From: "Fabian Grünbichler" <f.gruenbichler@proxmox.com>
To: pve-devel@lists.proxmox.com
Subject: [pve-devel] [PATCH kronosnet 1/2] fix #3672: cherry-pick knet fixes
Date: Tue, 9 Nov 2021 13:07:41 +0100 [thread overview]
Message-ID: <20211109120742.3276270-4-f.gruenbichler@proxmox.com> (raw)
In-Reply-To: <20211109120742.3276270-1-f.gruenbichler@proxmox.com>
see https://github.com/corosync/corosync/issues/660 as well. these are
already queued for 1.23 and taken straight from stable1-proposed.

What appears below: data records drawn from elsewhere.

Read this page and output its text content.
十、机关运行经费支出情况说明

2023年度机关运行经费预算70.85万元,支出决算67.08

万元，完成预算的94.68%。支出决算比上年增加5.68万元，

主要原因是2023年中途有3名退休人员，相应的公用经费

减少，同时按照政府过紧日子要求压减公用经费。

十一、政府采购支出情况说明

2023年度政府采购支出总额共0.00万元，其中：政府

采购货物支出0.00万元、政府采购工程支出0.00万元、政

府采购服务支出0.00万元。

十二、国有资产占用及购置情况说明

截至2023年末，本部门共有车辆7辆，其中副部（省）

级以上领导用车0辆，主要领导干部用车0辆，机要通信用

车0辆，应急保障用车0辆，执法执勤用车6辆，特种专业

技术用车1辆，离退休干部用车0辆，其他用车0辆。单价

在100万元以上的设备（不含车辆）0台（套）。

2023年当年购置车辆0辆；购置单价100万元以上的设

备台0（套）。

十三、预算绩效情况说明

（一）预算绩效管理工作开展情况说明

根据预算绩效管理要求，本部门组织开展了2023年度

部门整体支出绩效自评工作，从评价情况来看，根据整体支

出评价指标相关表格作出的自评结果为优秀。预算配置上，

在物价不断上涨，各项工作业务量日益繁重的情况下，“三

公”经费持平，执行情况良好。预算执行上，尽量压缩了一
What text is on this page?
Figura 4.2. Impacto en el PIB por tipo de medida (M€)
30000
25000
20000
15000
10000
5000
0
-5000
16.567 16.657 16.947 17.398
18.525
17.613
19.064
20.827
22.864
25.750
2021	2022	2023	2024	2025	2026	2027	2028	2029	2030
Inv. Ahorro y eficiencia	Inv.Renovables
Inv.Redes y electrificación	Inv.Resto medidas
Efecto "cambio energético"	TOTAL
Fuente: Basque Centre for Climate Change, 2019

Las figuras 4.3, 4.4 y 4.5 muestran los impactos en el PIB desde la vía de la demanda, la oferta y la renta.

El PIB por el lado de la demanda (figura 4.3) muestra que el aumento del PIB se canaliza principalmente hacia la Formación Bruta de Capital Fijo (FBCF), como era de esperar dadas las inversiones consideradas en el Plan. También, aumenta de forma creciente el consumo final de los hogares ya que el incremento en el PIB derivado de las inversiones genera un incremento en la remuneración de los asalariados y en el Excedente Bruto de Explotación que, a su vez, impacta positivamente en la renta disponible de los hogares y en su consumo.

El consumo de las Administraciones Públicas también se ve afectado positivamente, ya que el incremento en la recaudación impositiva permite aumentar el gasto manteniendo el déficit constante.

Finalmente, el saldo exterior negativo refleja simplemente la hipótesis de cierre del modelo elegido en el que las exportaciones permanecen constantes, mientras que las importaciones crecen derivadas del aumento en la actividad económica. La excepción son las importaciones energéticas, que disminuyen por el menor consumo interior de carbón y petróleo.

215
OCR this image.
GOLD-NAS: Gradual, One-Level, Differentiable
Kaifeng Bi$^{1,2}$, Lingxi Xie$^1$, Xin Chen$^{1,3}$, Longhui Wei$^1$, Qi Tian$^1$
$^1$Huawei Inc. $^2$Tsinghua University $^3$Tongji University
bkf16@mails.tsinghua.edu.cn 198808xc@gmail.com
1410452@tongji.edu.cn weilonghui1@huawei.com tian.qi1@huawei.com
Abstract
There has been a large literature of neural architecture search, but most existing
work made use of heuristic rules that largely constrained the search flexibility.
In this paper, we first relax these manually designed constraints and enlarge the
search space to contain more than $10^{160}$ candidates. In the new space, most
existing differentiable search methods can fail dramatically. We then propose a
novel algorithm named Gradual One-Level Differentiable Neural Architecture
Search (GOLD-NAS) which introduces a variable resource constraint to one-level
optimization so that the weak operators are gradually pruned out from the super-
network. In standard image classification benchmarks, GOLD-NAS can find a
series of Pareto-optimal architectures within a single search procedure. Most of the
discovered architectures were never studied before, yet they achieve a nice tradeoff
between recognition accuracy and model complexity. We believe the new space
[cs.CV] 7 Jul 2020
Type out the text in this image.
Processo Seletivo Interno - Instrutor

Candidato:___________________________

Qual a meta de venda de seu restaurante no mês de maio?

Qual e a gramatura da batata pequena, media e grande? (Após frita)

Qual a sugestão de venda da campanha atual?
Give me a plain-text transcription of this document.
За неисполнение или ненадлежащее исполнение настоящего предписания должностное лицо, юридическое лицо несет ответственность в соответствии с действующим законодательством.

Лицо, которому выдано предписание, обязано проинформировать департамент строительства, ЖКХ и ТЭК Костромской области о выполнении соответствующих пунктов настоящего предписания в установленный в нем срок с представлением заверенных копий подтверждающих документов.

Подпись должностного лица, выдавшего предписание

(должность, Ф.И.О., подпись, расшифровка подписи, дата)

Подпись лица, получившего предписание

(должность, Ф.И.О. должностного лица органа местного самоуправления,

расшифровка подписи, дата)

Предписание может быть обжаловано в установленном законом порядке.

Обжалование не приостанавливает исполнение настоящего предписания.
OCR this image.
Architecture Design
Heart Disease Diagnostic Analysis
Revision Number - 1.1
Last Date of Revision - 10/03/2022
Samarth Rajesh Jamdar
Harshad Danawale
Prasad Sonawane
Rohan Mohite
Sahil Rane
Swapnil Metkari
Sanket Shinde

Signed-off-by: Fabian Grünbichler <f.gruenbichler@proxmox.com>
---
...eq_num-initialization-race-condition.patch | 53 +++++++++++
...or-messages-to-trigger-faster-link-d.patch | 92 +++++++++++++++++++
debian/patches/series | 3 +-
3 files changed, 147 insertions(+), 1 deletion(-)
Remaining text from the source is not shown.